While you are definitely free to add personal experiences to your posts this week, I ask everyone to be sensitive, respectful, nonjudgmental, and appreciative of those who are willing to share. Remember that we are discussing the social issues surrounding reproduction and childbirth, and in no way are we saying that one individual choice is better than another. Every way that women may give birth, whether in a hospital with a doctor, with a c-section, an epidural, no drugs, with a midwife, in a bathtub, on the bedroom floor, in a car… are all valid and should be highly commended. What I ask for in this discussion is to look beyond the individual choices and discuss social trends, cultural norms, medical authority, laws and policies that influence and constrain choices.

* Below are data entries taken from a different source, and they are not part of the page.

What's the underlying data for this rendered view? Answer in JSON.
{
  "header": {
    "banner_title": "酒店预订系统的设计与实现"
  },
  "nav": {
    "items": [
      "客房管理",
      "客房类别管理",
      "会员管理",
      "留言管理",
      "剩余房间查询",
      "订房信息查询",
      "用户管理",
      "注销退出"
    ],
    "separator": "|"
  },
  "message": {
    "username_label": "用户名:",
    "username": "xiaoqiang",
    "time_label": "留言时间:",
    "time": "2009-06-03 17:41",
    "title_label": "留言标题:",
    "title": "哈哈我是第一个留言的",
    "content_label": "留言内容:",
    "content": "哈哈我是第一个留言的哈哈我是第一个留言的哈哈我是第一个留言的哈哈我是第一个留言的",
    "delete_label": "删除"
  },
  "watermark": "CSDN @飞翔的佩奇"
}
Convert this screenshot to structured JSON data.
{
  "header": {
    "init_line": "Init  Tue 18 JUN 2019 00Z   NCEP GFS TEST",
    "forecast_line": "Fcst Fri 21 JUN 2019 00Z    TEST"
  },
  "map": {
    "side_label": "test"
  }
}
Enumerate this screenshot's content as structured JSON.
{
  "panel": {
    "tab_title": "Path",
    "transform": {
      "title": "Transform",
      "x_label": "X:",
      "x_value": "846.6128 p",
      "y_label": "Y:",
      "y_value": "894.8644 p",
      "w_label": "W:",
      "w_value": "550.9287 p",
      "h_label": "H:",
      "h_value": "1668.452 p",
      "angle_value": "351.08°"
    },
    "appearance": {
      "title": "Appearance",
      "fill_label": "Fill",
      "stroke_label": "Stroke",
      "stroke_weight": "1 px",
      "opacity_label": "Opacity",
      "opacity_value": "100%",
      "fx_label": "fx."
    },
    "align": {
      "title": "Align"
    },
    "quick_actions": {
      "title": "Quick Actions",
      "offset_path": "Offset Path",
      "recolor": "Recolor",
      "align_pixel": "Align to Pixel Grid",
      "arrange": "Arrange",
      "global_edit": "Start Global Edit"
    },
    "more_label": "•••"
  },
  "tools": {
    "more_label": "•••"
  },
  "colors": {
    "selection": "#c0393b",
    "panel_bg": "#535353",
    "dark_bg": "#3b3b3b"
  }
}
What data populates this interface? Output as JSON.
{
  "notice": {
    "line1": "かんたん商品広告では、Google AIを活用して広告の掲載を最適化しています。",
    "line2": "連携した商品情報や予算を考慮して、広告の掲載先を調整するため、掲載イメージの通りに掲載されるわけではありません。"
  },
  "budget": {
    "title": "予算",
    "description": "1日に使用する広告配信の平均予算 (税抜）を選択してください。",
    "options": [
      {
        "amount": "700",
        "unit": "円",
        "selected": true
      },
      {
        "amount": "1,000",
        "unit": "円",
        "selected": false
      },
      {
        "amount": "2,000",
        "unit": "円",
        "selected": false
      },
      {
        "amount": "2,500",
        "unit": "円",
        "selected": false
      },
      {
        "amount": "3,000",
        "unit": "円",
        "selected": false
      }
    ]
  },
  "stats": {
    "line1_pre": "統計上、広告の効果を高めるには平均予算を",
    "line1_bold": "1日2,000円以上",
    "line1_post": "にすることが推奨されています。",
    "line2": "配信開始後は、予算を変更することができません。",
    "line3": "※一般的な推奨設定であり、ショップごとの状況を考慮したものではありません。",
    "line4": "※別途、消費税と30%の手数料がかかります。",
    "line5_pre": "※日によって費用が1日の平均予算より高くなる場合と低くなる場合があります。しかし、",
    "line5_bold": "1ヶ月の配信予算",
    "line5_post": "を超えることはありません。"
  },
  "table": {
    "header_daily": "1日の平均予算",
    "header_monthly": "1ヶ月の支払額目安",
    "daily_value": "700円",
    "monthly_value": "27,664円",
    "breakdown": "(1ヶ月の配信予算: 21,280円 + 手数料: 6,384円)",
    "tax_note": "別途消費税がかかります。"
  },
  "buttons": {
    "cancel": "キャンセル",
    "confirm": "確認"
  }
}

Here is a list of questions to consider after you view this week’s lectures, read the articles, and watch The Business of Being Born.
- Do you think we have over-medicalized pregnancy and childbirth? What do you think we should do, or not? Explain your answer using examples from the course materials this week and personal examples if you wish.
- Think about what you know of childbirth in the U.S. or other countries. How are birth options and medical decisions surrounding birth communicated to women, and what do you think are some effective ways to educate women on their choices?
- What new information about the social factors surrounding reproduction, pregnancy, and birthing have you learned from this week’s materials, and how have your views of reproduction, pregnancy, and childbirth in the U.S. changed, or not?
- The natural and home birth movement is small, yet growing, especially among white, educated, middle and upper class women. How might you explain this trend?
- How do cultural norms and social policies play a role in birthing trends? For instance, Brazil and the US have high rates of cesarean sections, including planned c-sections, which are not explained by medical necessities involving birthing emergencies.
- Connect what you found most interesting or surprising about the social factors related to childbirth from the Wertz & Wertz article, the Davis-Floyd article, and The Business of Being Born. Feel free to use materials from the lectures, Lorber chapter 5, and any of the optional materials.